En faisant le lien entre le demi-siècle qui les sépare, le va-et-vient constant entre les époques et les épisodes des vies respectives des uns et des autres à des années de distance abolit les axes temporels. Aussi, Osugi évolue parfois dans des décors anachroniques avec en arrière-plans des buildings et leurs néons, tandis que Eiko va interroger Noe Ito avec un micro. Les personnages du présent essaient de se raccrocher au passé révolu et de renouer avec lui et le cinéaste leur offre la possibilité de flotter entre les époques et de converser entre eux en un axe unifié. Mais quelles que soient les générations, du temps des utopies socialistes au temps du nihilisme du 20ème siècle, la jeunesse semble être condamnée à tourner en rond avec la même incertitude, dans un Japon qui sombre et l’entraîne dans son sillage. Eros+Massacre est le premier volet d’une trilogie où la réflexion autour des mouvements idéologiques et leur répercussion aux niveaux individuel, collectif et historique lui sert également de champ d’expérimentation formelle: après l’anarchisme, il s’attaquera au communisme dans Purgatoire Eroïca puis au nationalisme dans Coup d’état.

C’est la première fois que le cinéaste s’attache à évoquer un personnage du passé, mais c’est pour mieux rester ancré dans le reflet contemporain, et s’interroger sur le présent à travers des générations qui se cherchent, fuient dans le nihilisme, et ce, en remontant aux sources de leur désenchantement. Il rejoint de ce fait les désillusions de la pensée historique moderne, désormais persuadée que sa lecture du passé sera irrémédiablement dépendante du vécu contemporain. Il s’attache à décrire une transition historique, entre la tradition et la modernité, à travers des espoirs de changements des utopies socialistes et libertaires jusqu’à la prise de conscience de l’échec de ces idéologies et le vertige du néant. Les revendications des années 1920 nourrissent celles des années 60, mais chaque époque semble sombrer un peu dans le néant et dans l’incapacité de se forger un idéal. Le film adopte la déstructuration formelle pour illustrer la déstructuration d’une génération, à la dérive faute de racines et de valeurs auxquelles se raccrocher, dans une société en décomposition, entre un passé qui n’est plus, un présent trop pénible pour qu’on l’assume et un avenir incertain. Il y a du Sartre dans cette réflexion sur l’identité, le moi et le « je » interchangeable et ses logorrhées d’une jeunesse qui ne cesse de discourir sur le néant de la vie. Au-delà de la lutte politique, quelque soit les époques, émerge cet irrépressible ennui qui s’empare de l’homme et fait obstacle à son désir viscéral d’exister. Cette revendication contestatrice mêlée de libération sexuelle rappelle en cela l’esprit de Zabriskie point et son refus d’un monde soumis au rendement et à la consommation.

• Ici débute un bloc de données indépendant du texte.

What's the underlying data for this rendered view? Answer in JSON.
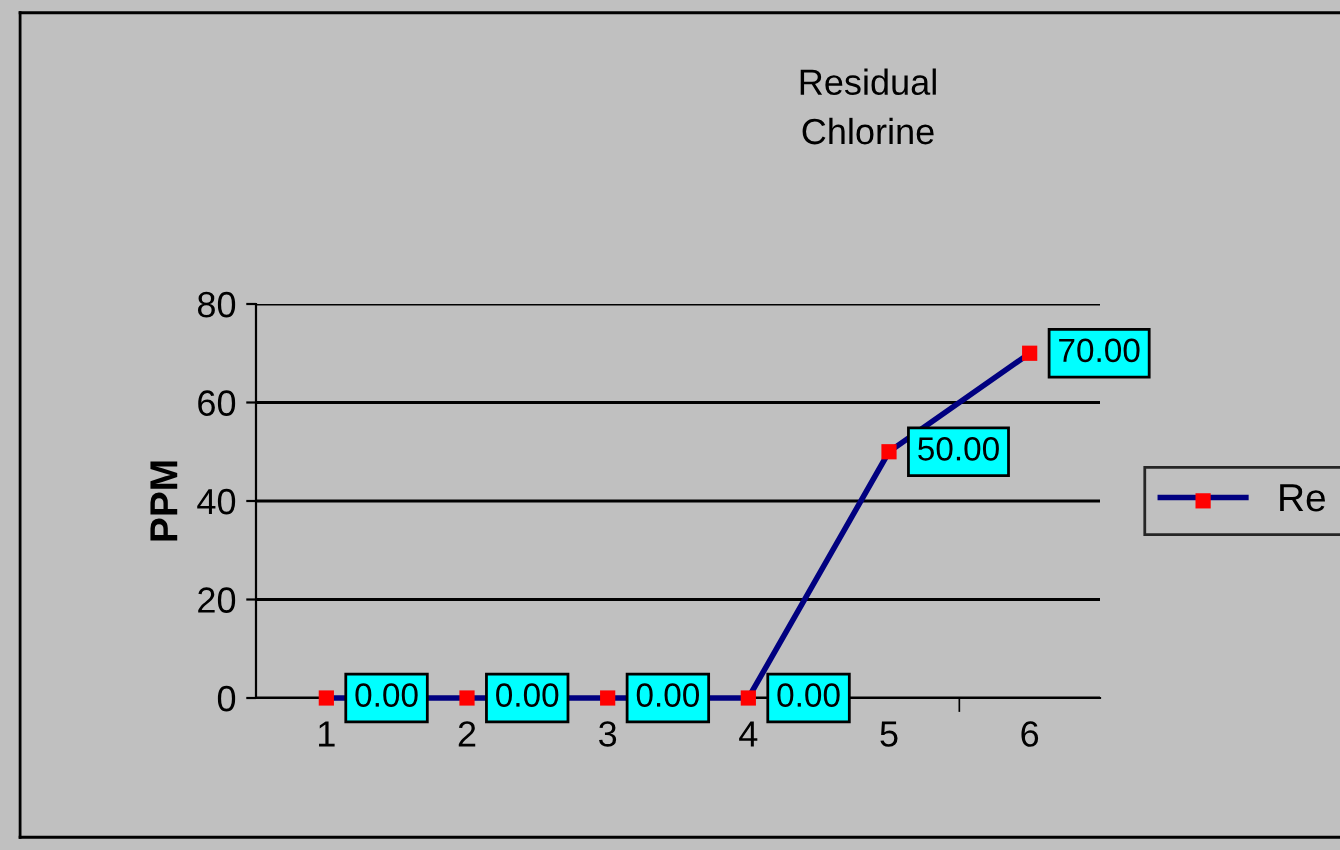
{
  "chart_data": {
    "type": "line",
    "title": "Residual\nChlorine",
    "ylabel": "PPM",
    "categories": [
      "1",
      "2",
      "3",
      "4",
      "5",
      "6"
    ],
    "series": [
      {
        "name": "Re",
        "color": "#000080",
        "colors": [
          "#ff0000",
          "#ff0000",
          "#ff0000",
          "#ff0000",
          "#ff0000",
          "#ff0000"
        ],
        "values": [
          0,
          0,
          0,
          0,
          50,
          70
        ],
        "value_labels": [
          "0.00",
          "0.00",
          "0.00",
          "0.00",
          "50.00",
          "70.00"
        ]
      }
    ],
    "ylim": [
      0,
      80
    ],
    "yticks": [
      0,
      20,
      40,
      60,
      80
    ],
    "grid": "y",
    "legend": "right",
    "marker": "square",
    "line_style": "solid"
  }
}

L’histoire revue et corrigée, répétée, réinterprétée, construite et déconstruite d’Osugi permet à Yoshida d’organiser une réflexion extrêmement complexe sur le sens de l’Histoire, sur le progrès, ainsi que sur la création de mythes. Les jeunes héros en quête d’identité sont marqués par la vacuité de la vie et la révolte constante et tentent de se raccrocher à des modèles imaginaires propres à incarner leur désespoir. Toute la vision que peut avoir Eiko du personnage d’Osugi n’est que fantasme et mythification, conformes à ses propres désirs, à ses propres aspirations et à sa quête d’identité. Par extension, Yoshida opère une mise en abime de la fiction et du cinéma, Osugi devenant un personnage réel fantasmé par le personnage fictif d’Eiko. En réévaluant sous différentes facettes le personnage d’Osugi Yoshida prend nettement des distances avec les convictions de ses personnages : la revendication de l’amour libre par l’anarchiste prend l’apparence d’une proclamation des droits de libération de la femme mais dissimule parfois comme un nouvel alibi de la domination masculine quant son idéologie aboutit à la multiplication de ses conquêtes. Cette justification de ses actes interroge la notion même de liberté : jusqu’où sa liberté ne devient elle pas la prison de l’autre ? Eros+Massacre revisite plusieurs fois des mêmes événements de l’histoire d’Osugi et en particulier de sa mort, à la manière de Rashomon, façon de relativiser les notions mêmes d’histoire et de fantasme historique et de souligner l’inanité de parvenir à une certitude en la matière et l’illusion de vérité historique.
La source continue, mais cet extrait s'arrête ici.